12. (Ey münafıklar!)
Siz aslında, Peygamberin ve inananların bir daha ailelerine geri
dönmeyeceklerini sanmıştınız. Bu, sizin gönüllerinize güzel gösterildi de kötü
zanda bulundunuz ve helâki hak eden bir kavim oldunuz.
13. Kim Allah’a ve
Peygambere inanmazsa bilsin ki, şüphesiz biz, inkârcılar için alevli bir ateş
hazırladık.
14. Göklerin ve yerin
hükümranlığı Allah’ındır. O, dilediğini bağışlar, dilediğine ceza verir. Allah,
çok bağışlayandır, çok merhamet edendir.
15. Savaştan geri
bırakılanlar, siz ganimetleri almaya giderken, “Bırakın biz de sizinle gelelim”

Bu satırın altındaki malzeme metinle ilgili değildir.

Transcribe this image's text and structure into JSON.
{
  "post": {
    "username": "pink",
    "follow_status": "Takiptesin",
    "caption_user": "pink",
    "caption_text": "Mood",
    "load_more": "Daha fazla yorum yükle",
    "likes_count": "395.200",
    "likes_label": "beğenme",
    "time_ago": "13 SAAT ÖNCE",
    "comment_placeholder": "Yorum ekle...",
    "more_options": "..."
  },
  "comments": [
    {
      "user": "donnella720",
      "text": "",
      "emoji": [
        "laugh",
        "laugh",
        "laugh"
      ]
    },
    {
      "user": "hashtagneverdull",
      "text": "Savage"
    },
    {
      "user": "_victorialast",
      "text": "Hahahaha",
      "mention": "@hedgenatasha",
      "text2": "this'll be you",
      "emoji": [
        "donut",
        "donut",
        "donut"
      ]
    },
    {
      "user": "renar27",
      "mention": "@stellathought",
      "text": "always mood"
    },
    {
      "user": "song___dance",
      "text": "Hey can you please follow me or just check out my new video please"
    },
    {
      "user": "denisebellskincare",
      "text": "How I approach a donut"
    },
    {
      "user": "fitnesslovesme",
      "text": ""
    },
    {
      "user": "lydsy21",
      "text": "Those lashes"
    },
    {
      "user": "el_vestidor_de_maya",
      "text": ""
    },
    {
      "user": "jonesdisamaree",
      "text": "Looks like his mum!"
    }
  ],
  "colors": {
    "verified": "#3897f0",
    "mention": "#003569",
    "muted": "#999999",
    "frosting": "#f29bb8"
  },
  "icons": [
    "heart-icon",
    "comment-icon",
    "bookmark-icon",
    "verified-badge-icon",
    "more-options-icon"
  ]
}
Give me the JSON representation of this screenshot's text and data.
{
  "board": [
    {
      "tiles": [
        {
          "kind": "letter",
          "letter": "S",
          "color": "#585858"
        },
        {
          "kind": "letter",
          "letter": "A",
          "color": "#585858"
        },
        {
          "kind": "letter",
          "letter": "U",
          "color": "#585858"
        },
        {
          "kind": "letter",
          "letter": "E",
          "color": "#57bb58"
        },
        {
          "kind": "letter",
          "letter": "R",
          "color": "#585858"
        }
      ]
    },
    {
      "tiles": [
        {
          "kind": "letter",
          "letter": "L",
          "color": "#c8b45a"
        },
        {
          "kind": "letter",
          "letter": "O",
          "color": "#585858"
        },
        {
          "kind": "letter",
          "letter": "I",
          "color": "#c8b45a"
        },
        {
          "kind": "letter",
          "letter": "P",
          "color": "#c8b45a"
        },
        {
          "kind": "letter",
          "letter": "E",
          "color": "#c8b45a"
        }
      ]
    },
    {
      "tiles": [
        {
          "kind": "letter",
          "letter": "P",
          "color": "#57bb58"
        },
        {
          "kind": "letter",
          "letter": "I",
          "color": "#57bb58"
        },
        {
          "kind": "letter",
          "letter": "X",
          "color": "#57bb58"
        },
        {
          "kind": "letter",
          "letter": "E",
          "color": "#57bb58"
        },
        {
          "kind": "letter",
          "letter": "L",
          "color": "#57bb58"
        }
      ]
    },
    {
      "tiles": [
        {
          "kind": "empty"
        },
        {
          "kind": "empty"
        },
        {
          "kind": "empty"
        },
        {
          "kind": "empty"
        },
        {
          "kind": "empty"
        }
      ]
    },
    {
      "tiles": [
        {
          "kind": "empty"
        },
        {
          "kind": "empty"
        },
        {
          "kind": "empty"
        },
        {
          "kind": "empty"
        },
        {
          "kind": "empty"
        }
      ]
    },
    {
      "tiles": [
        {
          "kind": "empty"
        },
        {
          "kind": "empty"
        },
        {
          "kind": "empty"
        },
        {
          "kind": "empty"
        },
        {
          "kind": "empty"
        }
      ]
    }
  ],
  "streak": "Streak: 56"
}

diyeceklerdir. Onlar Allah’ın sözünü değiştirmek isterler. De ki: “Siz bizimle
asla gelmeyeceksiniz. Allah, önceden böyle buyurmuştur.” Onlar, “Bizi
kıskanıyorsunuz” diyeceklerdir. Hayır, onlar pek az anlarlar.
Not.1 Bu
ayette ganimetler yüzünden kavgaların
meydana geldiği açıkça ifade edilmektedir.
bkz. Arif Tekin, Kur'an'ın
Kökeni, (pdf-s.246-259).
Not.2 GANİMET AYETLERİ: Enfâl 1-2,
7, 41, 67-69, Âl-i İmrân 161, Haşr 6-7, Nisa 94, Fetih 15, 19-21:
Ganimetle ilgili bu ve
benzeri ayetlerden net olarak şu
sonuçlar ortaya çıkıyor:
İnanmayanların malına el koymayı meşru kılmak ve Müslümanların
rahat bir şekilde savaşa gitmelerini
sağlamak için uydurulan ayetler
Allah’a mal ediliyor ve bu konuda Allah
insanlara karşı kullanılıyor.
Yine Muhammed’in, gerek kendine, gerek aile efradına ve gerekse diğer yakın akrabasına ganimet ve fey’den pay alabilmesi için inen Kur’an ayetlerine
anlam vermek gerçekten çok zor.
Bu ganimet ve fey’ yüzünden Müslümanlar arasında çıkan kavgaları önlemek için,
gerek Haşr 6-7, gerekse Enfâl 1-2 ayetlerinin inmesi herhalde normal bir durum değildir.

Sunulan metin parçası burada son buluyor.